The number of failures was the highest since the third quarter of 2014, during which 9,090 trucks were pulled from the road. The relative level during the third quarter this year is illustrated by the fact that the number of trucks in failed fleets during the first nine months barely topped the single-quarter mark in the 2014 period. Failures have been on the rise for four consecutive quarters.

“Failures remain historically low,” said Bob Costello, chief economist at American Trucking Associations, though the number of fleets increased by 54% sequentially. “I think the truck freight market remains challenging, and I’m not surprised by the bump up. Nor would I be shocked if it continues to rise modestly until industry supply and demand come more into balance.”

The flat freight market is illustrated by the fact that loads in the first eight months of 2016 are just 0.2% higher, according to ATA statistics. Meanwhile, rates as measured by the Cass Information/Avondale truckload linehaul index were 2.8% below August 2015, marking the fifth consecutive month when rates trailed last year. On the fuel front, diesel prices rose 11% from the start of the second quarter to the end of the third quarter.

“When rates are down, miles run are down, and fuel costs go up even slightly, there are companies that are running out of cash,” Broughton said. Although failures are on the rise, Broughton believes there is no reason to think that the excess supply of capacity in the market will be dried up anytime soon. In fact, he believes it could be late 2017 before market conditions improve.

“It is very possible that we will continue to see a lackluster environment on the demand side and a negative rate environment,” he said. “Over time, that is enough to kill a trucker.”

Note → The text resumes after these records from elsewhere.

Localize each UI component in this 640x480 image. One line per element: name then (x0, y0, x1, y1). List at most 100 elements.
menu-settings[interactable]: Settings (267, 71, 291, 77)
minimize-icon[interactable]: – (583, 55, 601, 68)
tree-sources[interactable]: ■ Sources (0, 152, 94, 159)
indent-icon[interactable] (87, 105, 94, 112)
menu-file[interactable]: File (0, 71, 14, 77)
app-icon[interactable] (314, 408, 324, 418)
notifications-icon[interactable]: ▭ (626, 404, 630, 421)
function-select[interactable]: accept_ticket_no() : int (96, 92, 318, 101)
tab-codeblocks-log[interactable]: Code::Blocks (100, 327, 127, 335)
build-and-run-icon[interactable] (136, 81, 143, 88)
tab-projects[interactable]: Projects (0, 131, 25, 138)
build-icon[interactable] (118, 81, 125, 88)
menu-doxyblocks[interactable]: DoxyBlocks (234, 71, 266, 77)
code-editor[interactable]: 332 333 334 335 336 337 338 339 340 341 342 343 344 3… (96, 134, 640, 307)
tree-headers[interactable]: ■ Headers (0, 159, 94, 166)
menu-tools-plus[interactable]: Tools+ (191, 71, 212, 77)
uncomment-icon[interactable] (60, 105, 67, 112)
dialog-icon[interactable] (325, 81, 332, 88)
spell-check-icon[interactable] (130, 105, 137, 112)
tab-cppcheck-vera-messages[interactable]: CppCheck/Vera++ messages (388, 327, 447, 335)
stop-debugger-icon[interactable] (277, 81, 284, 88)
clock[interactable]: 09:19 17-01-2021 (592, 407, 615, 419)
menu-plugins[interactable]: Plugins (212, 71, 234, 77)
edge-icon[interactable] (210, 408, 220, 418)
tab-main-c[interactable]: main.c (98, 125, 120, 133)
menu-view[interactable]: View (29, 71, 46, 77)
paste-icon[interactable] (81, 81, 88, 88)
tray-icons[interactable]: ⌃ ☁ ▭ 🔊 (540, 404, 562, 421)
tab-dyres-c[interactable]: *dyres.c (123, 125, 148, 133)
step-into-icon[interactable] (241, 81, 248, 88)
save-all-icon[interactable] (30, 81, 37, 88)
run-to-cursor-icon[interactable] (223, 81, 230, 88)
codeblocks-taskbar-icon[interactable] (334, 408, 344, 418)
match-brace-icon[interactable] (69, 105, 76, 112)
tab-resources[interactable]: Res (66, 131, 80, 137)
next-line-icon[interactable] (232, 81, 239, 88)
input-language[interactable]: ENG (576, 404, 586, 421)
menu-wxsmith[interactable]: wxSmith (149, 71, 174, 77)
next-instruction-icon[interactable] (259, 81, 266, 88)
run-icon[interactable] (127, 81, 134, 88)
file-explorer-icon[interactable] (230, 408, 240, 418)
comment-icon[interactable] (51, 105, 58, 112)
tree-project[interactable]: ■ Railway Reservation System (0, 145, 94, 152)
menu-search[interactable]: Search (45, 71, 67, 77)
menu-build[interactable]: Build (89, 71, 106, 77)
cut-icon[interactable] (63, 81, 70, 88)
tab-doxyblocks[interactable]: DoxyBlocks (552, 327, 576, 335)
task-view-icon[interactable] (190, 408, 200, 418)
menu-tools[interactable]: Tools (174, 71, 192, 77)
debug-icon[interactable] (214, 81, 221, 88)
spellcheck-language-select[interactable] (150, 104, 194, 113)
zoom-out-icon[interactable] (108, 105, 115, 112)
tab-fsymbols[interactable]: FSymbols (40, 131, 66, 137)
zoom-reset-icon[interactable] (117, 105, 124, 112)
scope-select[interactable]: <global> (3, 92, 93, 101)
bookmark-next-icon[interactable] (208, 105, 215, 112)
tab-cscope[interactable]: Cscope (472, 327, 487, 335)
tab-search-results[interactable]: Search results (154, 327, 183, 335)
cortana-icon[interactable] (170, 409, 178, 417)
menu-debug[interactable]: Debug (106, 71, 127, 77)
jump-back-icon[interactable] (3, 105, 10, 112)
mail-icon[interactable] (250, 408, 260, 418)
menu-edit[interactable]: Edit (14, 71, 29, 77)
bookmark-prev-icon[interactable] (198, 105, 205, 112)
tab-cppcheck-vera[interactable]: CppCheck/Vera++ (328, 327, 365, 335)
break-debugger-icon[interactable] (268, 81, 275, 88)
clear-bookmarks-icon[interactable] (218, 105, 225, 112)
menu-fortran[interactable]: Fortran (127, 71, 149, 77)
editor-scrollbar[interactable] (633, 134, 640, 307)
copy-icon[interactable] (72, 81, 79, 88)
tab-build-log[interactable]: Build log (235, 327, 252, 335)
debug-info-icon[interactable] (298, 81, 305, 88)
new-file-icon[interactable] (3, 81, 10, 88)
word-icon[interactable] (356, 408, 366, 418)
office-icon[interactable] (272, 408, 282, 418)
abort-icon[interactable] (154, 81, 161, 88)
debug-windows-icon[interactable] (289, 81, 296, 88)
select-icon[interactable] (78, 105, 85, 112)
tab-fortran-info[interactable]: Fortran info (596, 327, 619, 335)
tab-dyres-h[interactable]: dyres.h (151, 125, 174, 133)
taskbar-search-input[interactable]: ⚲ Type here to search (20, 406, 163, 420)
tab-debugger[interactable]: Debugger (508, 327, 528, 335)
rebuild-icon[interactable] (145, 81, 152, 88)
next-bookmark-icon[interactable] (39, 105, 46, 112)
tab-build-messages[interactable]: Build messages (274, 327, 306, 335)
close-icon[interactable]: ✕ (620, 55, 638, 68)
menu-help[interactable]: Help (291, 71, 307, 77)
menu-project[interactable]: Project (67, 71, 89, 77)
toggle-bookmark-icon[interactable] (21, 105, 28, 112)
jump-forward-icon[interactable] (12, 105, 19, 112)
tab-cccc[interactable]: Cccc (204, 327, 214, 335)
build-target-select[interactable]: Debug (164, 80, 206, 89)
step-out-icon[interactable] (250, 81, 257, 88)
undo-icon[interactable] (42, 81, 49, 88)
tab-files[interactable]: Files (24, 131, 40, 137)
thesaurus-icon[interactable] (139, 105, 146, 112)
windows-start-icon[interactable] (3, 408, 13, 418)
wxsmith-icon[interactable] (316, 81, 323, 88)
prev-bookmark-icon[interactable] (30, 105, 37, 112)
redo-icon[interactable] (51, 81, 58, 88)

Broughton emphasized that fleets go out of business gradually. “The companies that failed were not robust in the first and second quarter and then fell off the cliff in the third quarter,” he said.

“In almost all cases, one of the symptoms is the age of the fleet,” Broughton added. “Fleets are hiring unsafe drivers because they haven’t figured out how to get them the miles. Maintenance is inadequate.

“As they start to run out of cash, they stop investing in the fleet. Then they get to a point of no return, when trucks break down more often and are in the shop more. That makes it harder to retain drivers. Claims costs can go up. The old trucks are worth less, so their ability to borrow against them goes down.”

Another symptom of failure, he said, is measured in revenue per truck per week, excluding fuel surcharge. Those approaching $4,000 on that basis are strong, while those that struggle to reach $3,000 often are in financial difficulty.

Among publicly traded fleets, Covenant Transportation Group has had the highest revenue on that basis both in the first half of 2016 at $3,741 and all of last year at $3,967. Covenant ranks No. 43 on the Transport Topics Top 100 list of the largest for-hire carriers in the United States and Canada.

Broughton added that revenue per truck per week has to be coupled with effective management of costs.

He said the average number of trucks in failed fleets was 24, an increase over past quarters. That was driven by the fact that two companies that operated 300 to 500 trucks were counted in Broughton’s report. One of those companies was a Chicago-area business that pulled about 500 trucks out of over-the-road service but maintained a local pickup-and-delivery service. He declined to identify the other company.